You could even make the case that someone over 80 would be old, but I don’t think so. You see, if you’re in your 80s, while you might feel old, or even consider yourself to be old, you still have a long way to go until you hit triple digits.
The big 1-0-0.
By the time you’re 90, you only have 10 more years to go. You’re in the home stretch! That’s when really weird things begin to happen. I don’t know what the scientific term for it is, but that’s when old people start to get really strange. They “change.” I’m not talking about their overall “I’ll do whatever I darn well please” attitude. You know, like when they don’t feel like wearing any pants?
No, I’m talking about the proven fact that when you’re dealing with anyone over 90, it’s hard to tell whether you’re talking to a simple, everyday nonagenarian, or if you are, in fact, in the presence of a bona fide wizard.
I don’t know, maybe I’ve just watched too many movies about Merlin.
Here, let me give you a few examples of what I’m talking about.
Old people like to wear really big, crazy hats. You know, like a big, red cowboy hat, or a weird, yellow gardening hat with bright purple paisleys on it. Right? They do. You know they do. Well, guess what? Wizards wear big, weird hats, too.
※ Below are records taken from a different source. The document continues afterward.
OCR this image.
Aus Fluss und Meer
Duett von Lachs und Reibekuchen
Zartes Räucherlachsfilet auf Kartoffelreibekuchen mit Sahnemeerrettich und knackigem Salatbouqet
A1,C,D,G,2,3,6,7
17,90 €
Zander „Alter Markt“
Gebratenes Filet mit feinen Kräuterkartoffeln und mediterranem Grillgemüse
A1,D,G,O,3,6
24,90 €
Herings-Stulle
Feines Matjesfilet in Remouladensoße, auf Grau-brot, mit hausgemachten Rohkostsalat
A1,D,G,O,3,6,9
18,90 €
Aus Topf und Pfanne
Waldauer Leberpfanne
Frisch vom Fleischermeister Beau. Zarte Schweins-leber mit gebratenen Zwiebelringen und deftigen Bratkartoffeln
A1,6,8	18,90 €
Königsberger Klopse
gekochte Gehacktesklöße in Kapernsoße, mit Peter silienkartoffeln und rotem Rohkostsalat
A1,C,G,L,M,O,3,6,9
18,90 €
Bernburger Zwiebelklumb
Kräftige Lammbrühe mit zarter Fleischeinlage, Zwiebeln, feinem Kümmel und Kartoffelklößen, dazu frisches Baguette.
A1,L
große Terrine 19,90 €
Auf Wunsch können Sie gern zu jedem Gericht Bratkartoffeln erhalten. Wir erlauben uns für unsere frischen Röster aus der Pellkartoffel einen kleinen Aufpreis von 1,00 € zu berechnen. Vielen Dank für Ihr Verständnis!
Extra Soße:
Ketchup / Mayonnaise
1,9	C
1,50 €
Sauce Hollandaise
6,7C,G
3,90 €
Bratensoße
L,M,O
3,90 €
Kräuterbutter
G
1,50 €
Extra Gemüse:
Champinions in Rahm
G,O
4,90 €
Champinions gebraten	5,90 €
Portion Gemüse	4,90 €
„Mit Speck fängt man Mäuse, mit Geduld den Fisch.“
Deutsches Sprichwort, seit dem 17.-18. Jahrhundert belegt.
See where I’m going with this?
But wait, there’s more. Oh yes, my friends . . . so much more.
Last week, an old person told me that he was searching for a tome of knowledge. He sought after a long-forgotten book that was written by the “ancients” who lived in the Hall of the Mountain King. It was a manuscript of “enlightenment” that could possibly change fate of the world. Finally, I had to tell my grandpa to finish his green beans because it was bedtime.
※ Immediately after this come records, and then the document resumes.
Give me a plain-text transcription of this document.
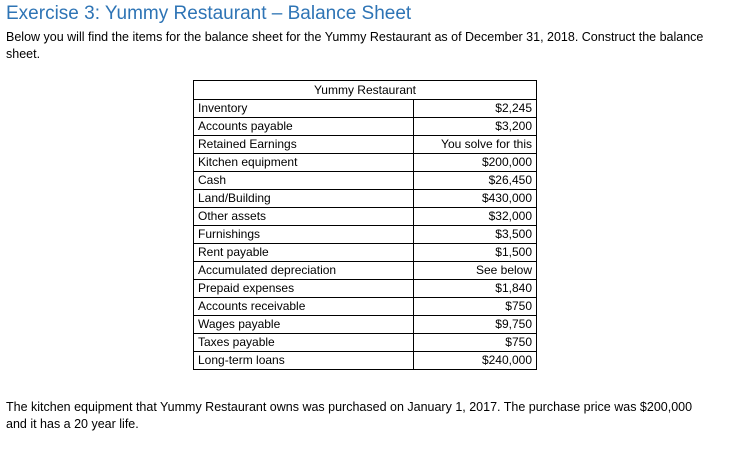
Exercise 3: Yummy Restaurant – Balance Sheet
Below you will find the items for the balance sheet for the Yummy Restaurant as of December 31, 2018. Construct the balance sheet.
Yummy Restaurant	
Inventory	$2,245
Accounts payable	$3,200
Retained Earnings	You solve for this
Kitchen equipment	$200,000
Cash	$26,450
Land/Building	$430,000
Other assets	$32,000
Furnishings	$3,500
Rent payable	$1,500
Accumulated depreciation	See below
Prepaid expenses	$1,840
Accounts receivable	$750
Wages payable	$9,750
Taxes payable	$750
Long-term loans	$240,000
The kitchen equipment that Yummy Restaurant owns was purchased on January 1, 2017. The purchase price was $200,000 and it has a 20 year life.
How about this: Most old people have quite a few clothes, but favor wearing the same outfit every day (that is, when they’re not walking around pants-less). Do you know who else wears only one outfit?
The other day an old person said to me, “There is a person in power who is a great threat to this land. It is not allowed to speak his name out loud. I must go on a quest to diminish his powers.” Finally, I had to tell grandpa to finish his oatmeal because it was time for his meds.
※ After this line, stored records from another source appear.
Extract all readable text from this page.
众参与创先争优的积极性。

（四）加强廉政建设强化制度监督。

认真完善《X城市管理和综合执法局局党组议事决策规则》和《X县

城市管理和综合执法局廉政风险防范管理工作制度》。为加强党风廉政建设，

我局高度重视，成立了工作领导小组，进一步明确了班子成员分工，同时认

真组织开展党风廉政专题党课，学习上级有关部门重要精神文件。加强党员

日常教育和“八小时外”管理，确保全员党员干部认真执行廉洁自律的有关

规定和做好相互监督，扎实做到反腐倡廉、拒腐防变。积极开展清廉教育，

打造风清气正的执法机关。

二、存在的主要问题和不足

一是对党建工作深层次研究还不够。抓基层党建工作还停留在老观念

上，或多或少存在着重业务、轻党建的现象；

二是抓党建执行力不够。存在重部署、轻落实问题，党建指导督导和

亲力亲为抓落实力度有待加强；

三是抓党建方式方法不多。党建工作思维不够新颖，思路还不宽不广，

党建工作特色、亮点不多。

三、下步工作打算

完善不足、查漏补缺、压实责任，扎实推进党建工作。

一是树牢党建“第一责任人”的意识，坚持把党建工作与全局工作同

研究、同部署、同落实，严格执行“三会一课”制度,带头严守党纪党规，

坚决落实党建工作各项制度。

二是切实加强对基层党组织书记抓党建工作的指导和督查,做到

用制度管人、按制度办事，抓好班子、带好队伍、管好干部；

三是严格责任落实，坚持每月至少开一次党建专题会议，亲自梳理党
I don’t know, maybe I’ve watched too many “Harry Potter” movies.
Most old people don’t have jobs, yet seemingly have an endless supply of money and resources. They randomly speak of adventures they’ve taken to far-away places, and their hazardous journeys back home. Most of them say odd words and phrases that don’t make any sense to mere mortals. Do you know who else doesn’t work but has unlimited funds, talks a lot about crazy quests and adventures, and speaks in riddled incantations and spells? That’s right . . . wizards!
Just last night I walked in on grandpa while he was smoking a verrrry long pipe, while sitting cross-legged and levitating four feet off the ground. He clapped his hands and a wand suddenly appeared in my hand, as he outlined a quest he had planned in order to save the world from famine, drought, wars and irritable bowel syndrome.
Finally, I had to tell grandpa, “Dude, you need to finish your apple-jack yogurt because it’s nap time. And for the love of Prospero, could you please put your pants back on?”
I don’t know, maybe I’ve watched too many “Lord of the Ring” movies.